My problem resides in simple calculations over big data sets (around 25 millions rows and 10 columns, i.e. aroung 1GB data). My system is:
32bits/Windows7/4Gb Ram/R Studio 0.96, R 2.15.2
I can refer my database using BigMemory package. And use functions over my db. Also i am able to do it with ff package, filehash, etc.
The problem is while computing simple calculations (as unique values, means, etc.) i have the typical problem of
"cannot allocate vector size n mb"
, where n can be as small as 70mb - 95 mb, etc.

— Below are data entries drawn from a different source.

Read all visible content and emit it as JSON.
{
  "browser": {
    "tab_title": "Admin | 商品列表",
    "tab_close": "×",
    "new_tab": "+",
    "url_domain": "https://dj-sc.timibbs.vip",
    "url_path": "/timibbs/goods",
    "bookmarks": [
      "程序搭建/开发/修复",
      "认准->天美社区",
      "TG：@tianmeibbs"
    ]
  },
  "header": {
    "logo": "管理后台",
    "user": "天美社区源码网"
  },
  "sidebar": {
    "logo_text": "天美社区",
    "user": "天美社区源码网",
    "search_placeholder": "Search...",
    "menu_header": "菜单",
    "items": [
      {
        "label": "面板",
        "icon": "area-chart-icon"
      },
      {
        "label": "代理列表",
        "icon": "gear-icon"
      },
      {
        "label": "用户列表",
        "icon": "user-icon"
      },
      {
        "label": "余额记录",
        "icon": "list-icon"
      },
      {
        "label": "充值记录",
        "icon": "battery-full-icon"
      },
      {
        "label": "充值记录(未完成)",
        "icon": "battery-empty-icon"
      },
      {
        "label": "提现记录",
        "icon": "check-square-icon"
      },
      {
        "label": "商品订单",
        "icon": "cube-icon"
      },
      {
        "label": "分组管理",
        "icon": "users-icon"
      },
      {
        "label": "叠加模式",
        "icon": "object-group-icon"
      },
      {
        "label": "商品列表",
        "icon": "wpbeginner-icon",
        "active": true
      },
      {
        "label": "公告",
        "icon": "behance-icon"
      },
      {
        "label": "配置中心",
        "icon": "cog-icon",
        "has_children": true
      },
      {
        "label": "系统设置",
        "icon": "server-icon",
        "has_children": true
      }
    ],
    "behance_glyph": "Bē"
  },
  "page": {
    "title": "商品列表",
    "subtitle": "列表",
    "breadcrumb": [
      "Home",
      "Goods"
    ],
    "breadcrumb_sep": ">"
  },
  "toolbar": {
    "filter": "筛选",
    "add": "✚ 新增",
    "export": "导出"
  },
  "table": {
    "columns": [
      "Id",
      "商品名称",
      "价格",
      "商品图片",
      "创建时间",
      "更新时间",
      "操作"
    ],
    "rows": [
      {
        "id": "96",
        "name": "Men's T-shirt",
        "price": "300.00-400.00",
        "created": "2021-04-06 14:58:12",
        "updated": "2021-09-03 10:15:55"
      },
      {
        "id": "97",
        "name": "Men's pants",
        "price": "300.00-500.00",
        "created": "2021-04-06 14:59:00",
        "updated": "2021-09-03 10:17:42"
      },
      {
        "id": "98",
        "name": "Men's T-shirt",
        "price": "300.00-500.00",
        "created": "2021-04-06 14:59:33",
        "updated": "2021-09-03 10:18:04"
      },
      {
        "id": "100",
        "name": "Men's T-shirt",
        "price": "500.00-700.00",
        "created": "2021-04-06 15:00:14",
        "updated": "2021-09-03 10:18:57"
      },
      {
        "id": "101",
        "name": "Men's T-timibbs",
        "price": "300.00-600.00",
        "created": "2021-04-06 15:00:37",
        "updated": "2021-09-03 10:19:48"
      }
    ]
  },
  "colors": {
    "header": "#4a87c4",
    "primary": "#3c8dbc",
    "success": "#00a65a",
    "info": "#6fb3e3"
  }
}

I know about all (i think) the solutions provided until now about this:
increase RAM.
launch R with inline code "--max-mem-size XXXX",
use memory.limit() and memory-size() commands,
use rm() and gc(),
work on 64bit,
close other programs, free memory, reboot,
use packages bigmemory, ff, filehash, sql, etc etc.
improve your data, use integers, shorts, etc. ...
check memory usage of intermediate calculations, ...
etc.
All of this is tested, done,(except moving to another system/machine, obiously) etc.
But I still get those "cannot allocate vector size n mb", where n is around 90mb for example, with really almost no memory usage from R or other programs, all of it rebooted, fresh.... I am aware of the difference between free memory and allocation from windows and R, etc, but,
It make no sense, because the memory avaiable is more than 3GB. I suspect the cause is something really under windows32b -- R memory managment, but it seems almost a joke to buy 4GB of RAM or switch all the system to 64bits, to allocate 70mb.
Is there something I am missing?